Read the Apostle Paul’s words, from one who took ‘stripes above measure,’ who advised our labors in the Lord are not in vain, and who reminded us “we have this treasure in earthen vessels, that the excellence of the power may be of God and not us.”


"We are hard pressed on every side, yet not crushed; we are perplexed, but not in despair; persecuted, but not forsaken; struck down, but not destroyed, always carrying about in the body the dying of the Lord that His life be manifested in us….therefore do not lose heart…” – 2 Corinthians 4: 6, 7-9, 16.

"My beloved brethren, be steadfast, immovable, always abounding in the work of the Lord, knowing that your labor is not in vain in Him." – 1 Corinthians 15:58


There will be times you feel disheartened, but don’t be discouraged. Don’t count yourself out. Map out a plan. Stay in the Word of God. Hold on to Heaven. Just continue.

Photos:

Neal & Danette Childs of RUN International with Pastors Dass & Ruth in Kolar at the Teach the Word to the Nations Bible College & Training Center, June 2022. Neal addresses graduates and I gave a charge virtually. Above/other photos courtesy of Eva Lange, Red Mountain Therapeutice Riding Center, Grofit, Israel (fortified classroom construction photos) and Daniel Jacob & his community at the Gan Beshalom celebration day in Nofei Prat.

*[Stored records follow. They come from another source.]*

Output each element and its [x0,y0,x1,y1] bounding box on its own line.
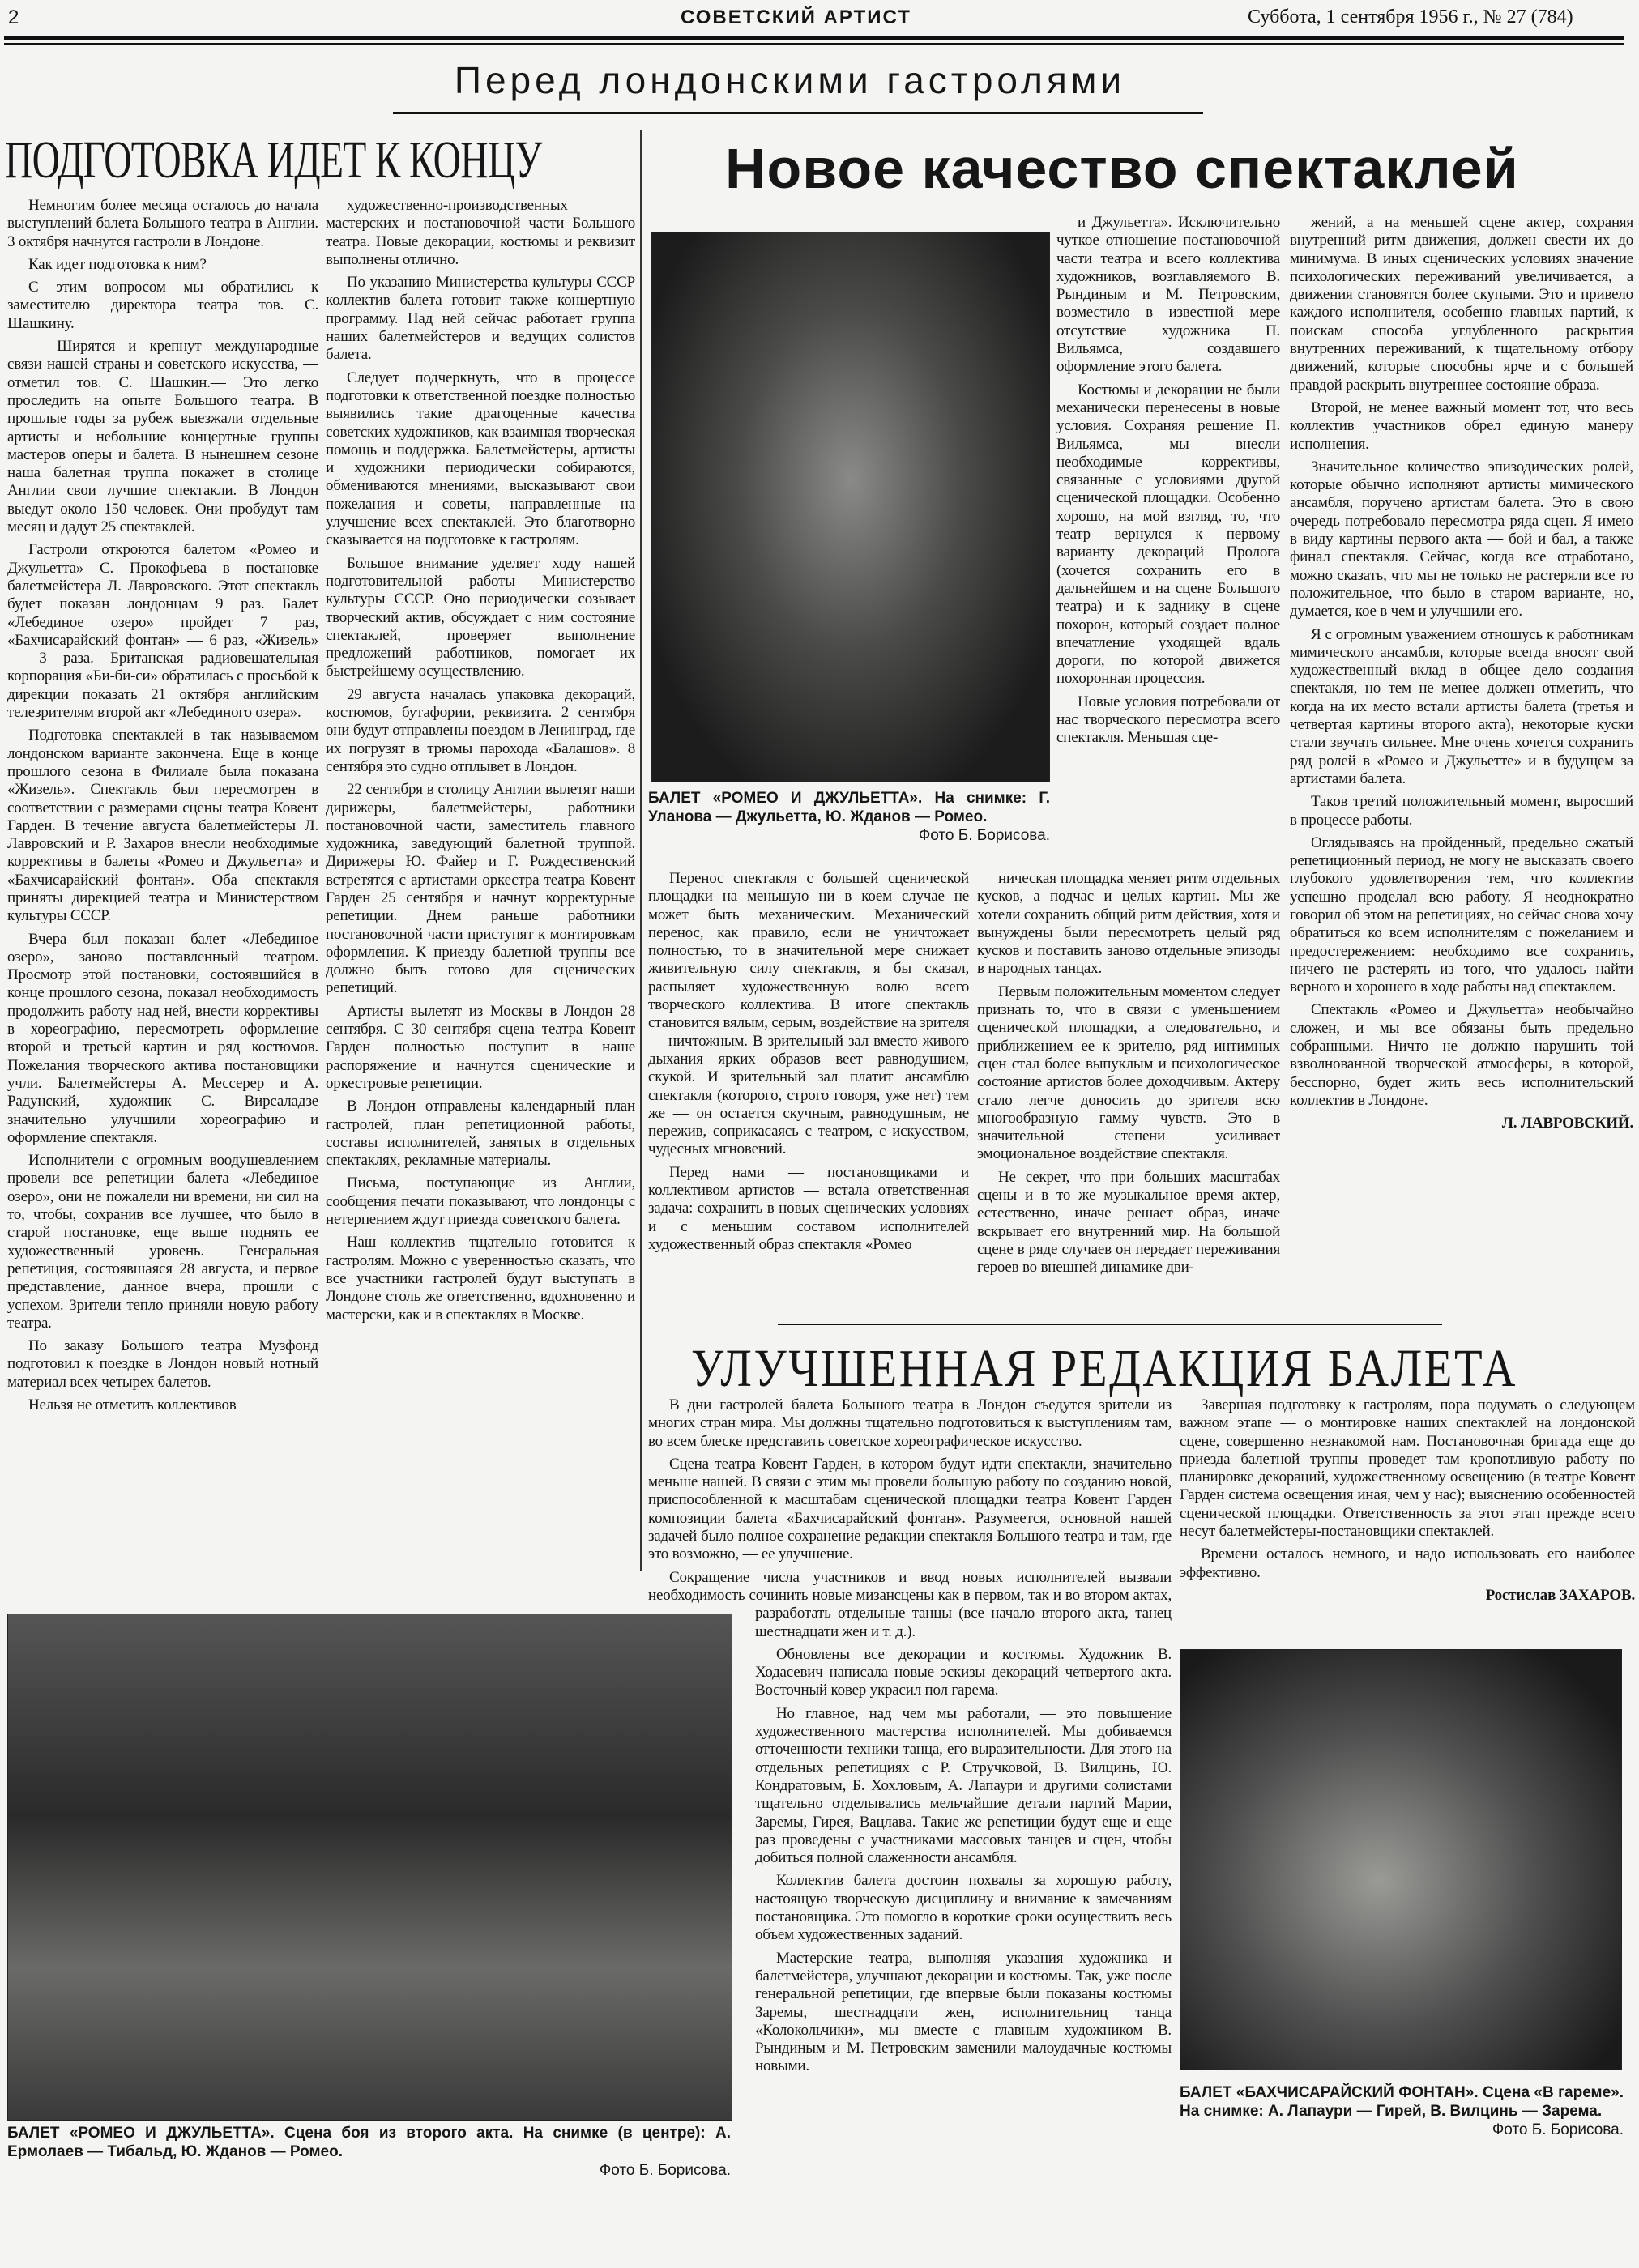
paragraph: Обновлены все декорации и костюмы. Художник В. Ходасевич написала новые эскизы декораций четвертого акта. Восточный ковер украсил пол гарема. [755,1645,1172,1699]
paragraph: ническая площадка меняет ритм отдельных кусков, а подчас и целых картин. Мы же хотели сохранить общий ритм действия, хотя и вынуждены были пересмотреть целый ряд кусков и поставить заново отдельные эпизоды в народных танцах. [977,870,1280,978]
paragraph: Как идет подготовка к ним? [28,255,207,273]
paragraph: Артисты вылетят из Москвы в Лондон 28 сентября. С 30 сентября сцена театра Ковент Гарден полностью поступит в наше распоряжение и начнутся сценические и оркестровые репетиции. [326,1002,635,1092]
paragraph: Значительное количество эпизодических ролей, которые обычно исполняют артисты мимического ансамбля, поручено артистам балета. Это в свою очередь потребовало пересмотра ряда сцен. Я имею в виду картины первого акта — бой и бал, а также финал спектакля. Сейчас, когда все отработано, можно сказать, что мы не только не растеряли все то положительное, что было в старом варианте, но, думается, кое в чем и улучшили его. [1290,458,1633,620]
caption-text: БАЛЕТ «БАХЧИСАРАЙСКИЙ ФОНТАН». Сцена «В гареме». На снимке: А. Лапаури — Гирей, В. Вилцинь — Зарема. [1180,2084,1624,2120]
paragraph: Завершая подготовку к гастролям, пора подумать о следующем важном этапе — о монтировке наших спектаклей на лондонской сцене, совершенно незнакомой нам. Постановочная бригада еще до приезда балетной труппы проведет там кропотливую работу по планировке декораций, художественному освещению (в театре Ковент Гарден система освещения иная, чем у нас); выяснению особенностей сценической площадки. Ответственность за этот этап прежде всего несут балетмейстеры-постановщики спектаклей. [1180,1396,1635,1541]
paragraph: 22 сентября в столицу Англии вылетят наши дирижеры, балетмейстеры, работники постановочной части, заместитель главного художника, заведующий балетной труппой. Дирижеры Ю. Файер и Г. Рождественский встретятся с артистами оркестра театра Ковент Гарден 25 сентября и начнут корректурные репетиции. Днем раньше работники постановочной части приступят к монтировкам оформления. К приезду балетной труппы все должно быть готово для сценических репетиций. [326,781,635,997]
paragraph: Большое внимание уделяет ходу нашей подготовительной работы Министерство культуры СССР. Оно периодически созывает творческий актив, обсуждает с ним состояние спектаклей, проверяет выполнение предложений работников, помогает их быстрейшему осуществлению. [326,554,635,680]
photo-romeo-juliet-fight-scene [7,1614,732,2121]
paragraph: Письма, поступающие из Англии, сообщения печати показывают, что лондонцы с нетерпением ждут приезда советского балета. [326,1174,635,1229]
paragraph: Оглядываясь на пройденный, предельно сжатый репетиционный период, не могу не высказать своего глубокого удовлетворения тем, что коллектив успешно проделал всю работу. Я неоднократно говорил об этом на репетициях, но сейчас снова хочу обратиться ко всем исполнителям с пожеланием и предостережением: необходимо все сохранить, ничего не растерять из того, что удалось найти верного и хорошего в ходе работы над спектаклем. [1290,833,1633,996]
paragraph: Таков третий положительный момент, выросший в процессе работы. [1290,793,1633,829]
photo-romeo-juliet-ulanova [651,232,1050,782]
paragraph: и Джульетта». Исключительно чуткое отношение постановочной части театра и всего коллектива художников, возглавляемого В. Рындиным и М. Петровским, возместило в известной мере отсутствие художника П. Вильямса, создавшего оформление этого балета. [1056,214,1280,376]
paragraph: Перед нами — постановщиками и коллективом артистов — встала ответственная задача: сохранить в новых сценических условиях и с меньшим составом исполнителей художественный образ спектакля «Ромео [648,1163,969,1253]
paragraph: жений, а на меньшей сцене актер, сохраняя внутренний ритм движения, должен свести их до минимума. В иных сценических условиях значение психологических переживаний увеличивается, а движения становятся более скупыми. Это и привело каждого исполнителя, особенно главных партий, к поискам способа углубленного раскрытия внутренних переживаний, к тщательному отбору движений, которые способны ярче и с большей правдой раскрыть внутреннее состояние образа. [1290,214,1633,394]
paragraph: Исполнители с огромным воодушевлением провели все репетиции балета «Лебединое озеро», они не пожалели ни времени, ни сил на то, чтобы, сохранив все лучшее, что было в старой постановке, еще выше поднять ее художественный уровень. Генеральная репетиция, состоявшаяся 28 августа, и первое представление, данное вчера, прошли с успехом. Зрители тепло приняли новую работу театра. [7,1152,318,1332]
paragraph: Перенос спектакля с большей сценической площадки на меньшую ни в коем случае не может быть механическим. Механический перенос, как правило, если не уничтожает полностью, то в значительной мере снижает живительную силу спектакля, я бы сказал, распыляет художественную волю всего творческого коллектива. В итоге спектакль становится вялым, серым, воздействие на зрителя — ничтожным. В зрительный зал вместо живого дыхания ярких образов веет равнодушием, скукой. И зрительный зал платит ансамблю спектакля (которого, строго говоря, уже нет) тем же — он остается скучным, равнодушным, не пережив, соприкасаясь с театром, с искусством, чудесных мгновений. [648,870,969,1158]
paragraph: Я с огромным уважением отношусь к работникам мимического ансамбля, которые всегда вносят свой художественный вклад в общее дело создания спектакля, но тем не менее должен отметить, что когда на их место встали артисты балета (третья и четвертая картины второго акта), некоторые куски стали звучать сильнее. Мне очень хочется сохранить ряд ролей в «Ромео и Джульетте» и в будущем за артистами балета. [1290,625,1633,787]
paragraph: Костюмы и декорации не были механически перенесены в новые условия. Сохраняя решение П. Вильямса, мы внесли необходимые коррективы, связанные с условиями другой сценической площадки. Особенно хорошо, на мой взгляд, то, что театр вернулся к первому варианту декораций Пролога (хочется сохранить его в дальнейшем и на сцене Большого театра) и к заднику в сцене похорон, который создает полное впечатление уходящей вдаль дороги, по которой движется похоронная процессия. [1056,381,1280,688]
kicker-underline [393,112,1203,114]
author-signature: Л. ЛАВРОВСКИЙ. [1501,1115,1633,1132]
paragraph: По указанию Министерства культуры СССР коллектив балета готовит также концертную программу. Над ней сейчас работает группа наших балетмейстеров и ведущих солистов балета. [326,274,635,364]
paragraph: В Лондон отправлены календарный план гастролей, план репетиционной работы, составы исполнителей, занятых в отдельных спектаклях, рекламные материалы. [326,1098,635,1170]
photo-credit: Фото Б. Борисова. [1492,2121,1624,2138]
paragraph: Спектакль «Ромео и Джульетта» необычайно сложен, и мы все обязаны быть предельно собранными. Ничто не должно нарушить той взволнованной творческой атмосферы, в которой, бесспорно, будет жить весь исполнительский коллектив в Лондоне. [1290,1001,1633,1109]
paragraph: Гастроли откроются балетом «Ромео и Джульетта» С. Прокофьева в постановке балетмейстера Л. Лавровского. Этот спектакль будет показан лондонцам 9 раз. Балет «Лебединое озеро» пройдет 7 раз, «Бахчисарайский фонтан» — 6 раз, «Жизель» — 3 раза. Британская радиовещательная корпорация «Би-би-си» обратилась с просьбой к дирекции показать 21 октября английским телезрителям второй акт «Лебединого озера». [7,541,318,722]
paragraph: Немногим более месяца осталось до начала выступлений балета Большого театра в Англии. 3 октября начнутся гастроли в Лондоне. [7,197,318,250]
column-divider [640,130,642,1571]
headline-quality: Новое качество спектаклей [725,137,1519,200]
photo-credit: Фото Б. Борисова. [599,2162,731,2179]
author-signature: Ростислав ЗАХАРОВ. [1485,1586,1635,1604]
photo-caption-bottom-right [1180,2083,1624,2139]
paragraph: Вчера был показан балет «Лебединое озеро», заново поставленный театром. Просмотр этой постановки, состоявшийся в конце прошлого сезона, показал необходимость продолжить работу над ней, внести коррективы в хореографию, пересмотреть оформление второй и третьей картин и ряд костюмов. Пожелания творческого актива постановщики учли. Балетмейстеры А. Мессерер и А. Радунский, художник С. Вирсаладзе значительно улучшили хореографию и оформление спектакля. [7,930,318,1146]
paragraph: Нельзя не отметить коллективов [28,1396,237,1413]
paragraph: Второй, не менее важный момент тот, что весь коллектив участников обрел единую манеру исполнения. [1290,399,1633,453]
paragraph: Следует подчеркнуть, что в процессе подготовки к ответственной поездке полностью выявились такие драгоценные качества советских художников, как взаимная творческая помощь и поддержка. Балетмейстеры, артисты и художники периодически собираются, обмениваются мнениями, высказывают свои пожелания и советы, направленные на улучшение всех спектаклей. Это благотворно сказывается на подготовке к гастролям. [326,369,635,549]
caption-text: БАЛЕТ «РОМЕО И ДЖУЛЬЕТТА». Сцена боя из второго акта. На снимке (в центре): А. Ермолаев — Тибальд, Ю. Жданов — Ромео. [7,2125,731,2160]
ballet-column-2 [1180,1396,1635,1639]
quality-column-d [1290,214,1633,1299]
paragraph: Сокращение числа участников и ввод новых исполнителей вызвали необходимость сочинить новые мизансцены как в первом, так и во втором актах, разработать отдельные танцы (все начало второго акта, танец шестнадцати жен и т. д.). [648,1568,1172,1640]
masthead-rule [4,36,1624,40]
photo-credit: Фото Б. Борисова. [918,827,1050,844]
headline-preparation: ПОДГОТОВКА ИДЕТ К КОНЦУ [5,130,542,190]
paragraph: Не секрет, что при больших масштабах сцены и в то же музыкальное время актер, естественно, иначе решает образ, иначе вскрывает его внутренний мир. На большой сцене в ряде случаев он передает переживания героев во внешней динамике дви- [977,1168,1280,1277]
paragraph: Сцена театра Ковент Гарден, в котором будут идти спектакли, значительно меньше нашей. В связи с этим мы провели большую работу по созданию новой, приспособленной к масштабам сценической площадки театра Ковент Гарден композиции балета «Бахчисарайский фонтан». Разумеется, основной нашей задачей было полное сохранение редакции спектакля Большого театра и там, где это возможно, — ее улучшение. [648,1455,1172,1563]
issue-date: Суббота, 1 сентября 1956 г., № 27 (784) [1248,6,1573,28]
paragraph: Наш коллектив тщательно готовится к гастролям. Можно с уверенностью сказать, что все участники гастролей будут выступать в Лондоне столь же ответственно, вдохновенно и мастерски, как и в спектаклях в Москве. [326,1234,635,1324]
paragraph: Подготовка спектаклей в так называемом лондонском варианте закончена. Еще в конце прошлого сезона в Филиале была показана «Жизель». Спектакль был пересмотрен в соответствии с размерами сцены театра Ковент Гарден. В течение августа балетмейстеры Л. Лавровский и Р. Захаров внесли необходимые коррективы в балеты «Ромео и Джульетта» и «Бахчисарайский фонтан». Оба спектакля приняты дирекцией театра и Министерством культуры СССР. [7,727,318,925]
paragraph: Мастерские театра, выполняя указания художника и балетмейстера, улучшают декорации и костюмы. Так, уже после генеральной репетиции, где впервые были показаны костюмы Заремы, шестнадцати жен, исполнительниц танца «Колокольчики», мы вместе с главным художником В. Рындиным и М. Петровским заменили малоудачные костюмы новыми. [755,1949,1172,2075]
paper-title: СОВЕТСКИЙ АРТИСТ [681,6,911,28]
paragraph: В дни гастролей балета Большого театра в Лондон съедутся зрители из многих стран мира. Мы должны тщательно подготовиться к выступлениям там, во всем блеске представить советское хореографическое искусство. [648,1396,1172,1450]
paragraph: Времени осталось немного, и надо использовать его наиболее эффективно. [1180,1545,1635,1581]
paragraph: Коллектив балета достоин похвалы за хорошую работу, настоящую творческую дисциплину и внимание к замечаниям постановщика. Это помогло в короткие сроки осуществить весь объем художественных заданий. [755,1872,1172,1944]
paragraph: — Ширятся и крепнут международные связи нашей страны и советского искусства, — отметил тов. С. Шашкин.— Это легко проследить на опыте Большого театра. В прошлые годы за рубеж выезжали отдельные артисты и небольшие концертные группы мастеров оперы и балета. В нынешнем сезоне наша балетная труппа покажет в столице Англии свои лучшие спектакли. В Лондон выедут около 150 человек. Они пробудут там месяц и дадут 25 спектаклей. [7,338,318,536]
paragraph: Новые условия потребовали от нас творческого пересмотра всего спектакля. Меньшая сце- [1056,693,1280,747]
photo-bakhchisarai-fountain [1180,1649,1622,2070]
preparation-column-1 [7,197,318,1574]
preparation-column-2 [326,197,635,1574]
paragraph: С этим вопросом мы обратились к заместителю директора театра тов. С. Шашкину. [7,279,318,332]
section-kicker: Перед лондонскими гастролями [454,59,1126,101]
paragraph: Первым положительным моментом следует признать то, что в связи с уменьшением сценической площадки, а следовательно, и приближением ее к зрителю, ряд интимных сцен стал более выпуклым и психологическое состояние артистов более доходчивым. Актеру стало легче доносить до зрителя всю многообразную гамму чувств. Это в значительной степени усиливает эмоциональное воздействие спектакля. [977,983,1280,1163]
caption-text: БАЛЕТ «РОМЕО И ДЖУЛЬЕТТА». На снимке: Г. Уланова — Джульетта, Ю. Жданов — Ромео. [648,790,1050,825]
photo-caption-quality [648,789,1050,845]
paragraph: По заказу Большого театра Музфонд подготовил к поездке в Лондон новый нотный материал всех четырех балетов. [7,1337,318,1391]
paragraph: Но главное, над чем мы работали, — это повышение художественного мастерства исполнителей. Мы добиваемся отточенности техники танца, его выразительности. Для этого на отдельных репетициях с Р. Стручковой, В. Вилцинь, Ю. Кондратовым, Б. Хохловым, А. Лапаури и другими солистами тщательно отделывались мельчайшие детали партий Марии, Заремы, Гирея, Вацлава. Такие же репетиции будут еще и еще раз проведены с участниками массовых танцев и сцен, чтобы добиться полной слаженности ансамбля. [755,1704,1172,1867]
headline-ballet: УЛУЧШЕННАЯ РЕДАКЦИЯ БАЛЕТА [691,1339,1518,1398]
paragraph: художественно-производственных мастерских и постановочной части Большого театра. Новые декорации, костюмы и реквизит выполнены отлично. [326,197,635,268]
quality-column-a [648,870,969,1311]
masthead-rule-thin [4,43,1624,45]
page-number: 2 [8,6,19,28]
paragraph: 29 августа началась упаковка декораций, костюмов, бутафории, реквизита. 2 сентября они будут отправлены поездом в Ленинград, где их погрузят в трюмы парохода «Балашов». 8 сентября это судно отплывет в Лондон. [326,685,635,775]
photo-caption-bottom-left [7,2124,731,2180]
quality-column-b [977,870,1280,1311]
section-divider [778,1324,1442,1325]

*AICAT: Arava International Center for Agricultural Training, located in Sapir, Israel. Students from partnering nations like Cambodia, Kenya, and many others complete farm- and business training to return to their communities to begin thriving farms. Director Hanni Arnon generously shared her time and staff with us during our 2020 visit.

**JNF-USA: Jewish National Fund, USA. The historic organization that has been planting trees and much more in Israel for over a century. We are blessed to have great representation in the Southwest Region by our dear friend and colleague Reagan Weil. My sincere thanks also to our friends in Jewish Federation of Arkansas.